Before you Google how to roll a joint, take a moment to realize just how important this move is – no, not just for stoners. As New Jersey and other state officials begin the lengthy process of establishing rules relating to regulating legal cannabis, the issue is just as much one of economic benefits as it is about racial equity.
In the United States, Black residents are 3.64 times more likely than their white neighbors to be charged with marijuana possession, according to a 2018 report by the American Civil Liberties Union. And the harsh prison sentences Black and brown people face as a result has impacted these communities beyond measure. To take it one step further, with fewer drug-related justifications for the police to make stops, there would be less opportunity for violent police enforcement in minority neighborhoods.
Obviously, legalizing marijuana would also unlock the economic potential for extra tax revenue and new jobs. In fact, The New York Times reports that legal cannabis could generate New Jersey up to $126 million a year once the market is established.

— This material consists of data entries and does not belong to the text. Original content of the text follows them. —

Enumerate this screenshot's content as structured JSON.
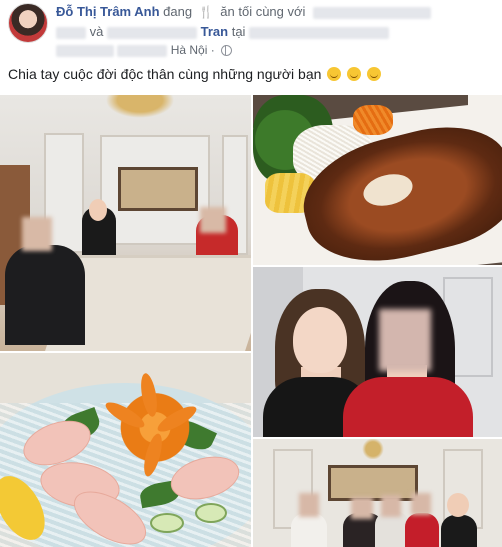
{
  "post": {
    "author": "Đỗ Thị Trâm Anh",
    "activity_prefix": "đang",
    "activity": "ăn tối cùng với",
    "and_word": "và",
    "tagged_suffix": "Tran",
    "at_word": "tại",
    "location": "Hà Nội",
    "caption": "Chia tay cuộc đời độc thân cùng những người bạn"
  },
  "icons": {
    "activity": "fork-knife-icon",
    "privacy": "globe-icon",
    "emoji": "smiling-face-icon"
  },
  "colors": {
    "author_link": "#385898",
    "muted_text": "#606770",
    "body_text": "#1c1e21"
  }
}
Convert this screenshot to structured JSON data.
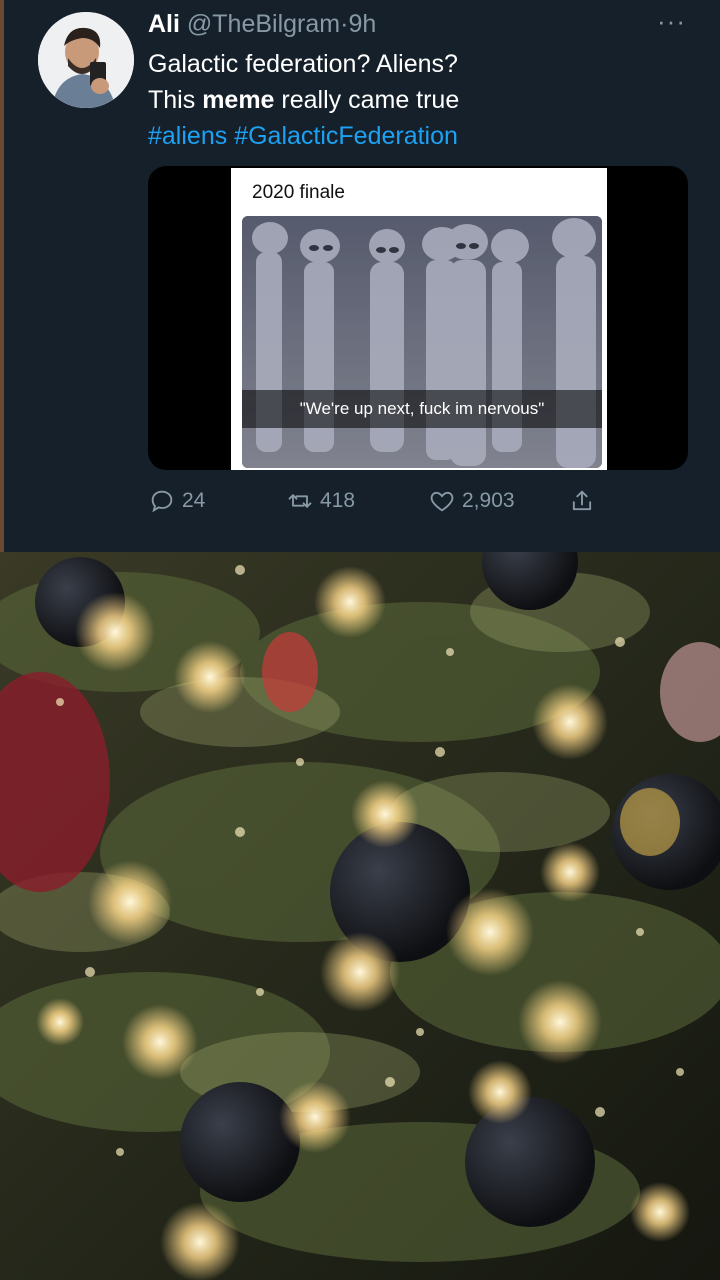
{
  "tweet": {
    "display_name": "Ali",
    "handle": "@TheBilgram",
    "separator": "·",
    "time": "9h",
    "more_label": "···",
    "text_line1": "Galactic federation? Aliens?",
    "text_line2_before": "This ",
    "text_line2_bold": "meme",
    "text_line2_after": " really came true",
    "hashtag1": "#aliens",
    "hashtag2": "#GalacticFederation",
    "media": {
      "caption_top": "2020 finale",
      "subtitle": "\"We're up next, fuck im nervous\""
    },
    "actions": {
      "replies": "24",
      "retweets": "418",
      "likes": "2,903"
    },
    "colors": {
      "background": "#15202b",
      "hashtag": "#1da1f2",
      "muted": "#8899a6"
    }
  },
  "icons": {
    "reply": "reply-icon",
    "retweet": "retweet-icon",
    "like": "heart-icon",
    "share": "share-icon"
  }
}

As these new green states figure out the legislative ins and outs of recreational marijuana use, could we suggest following in Oregon's footsteps? The newly approved Oregon measure makes possession of small amounts of hard drugs a violation no longer punishable by jail time – think of it like a traffic ticket. The law also funds drug addiction treatment from marijuana sales taxes. If marijuana were treated similarly in New Jersey, South Dakota, Montana, and Arizona this could be a progressive step to mend the justice system's racial divide.
In a positive start, the election already signals America could finally be ready to stop criminalizing people for marijuana and instead realize the economic and social benefits of having marijuana possession and sales regulated.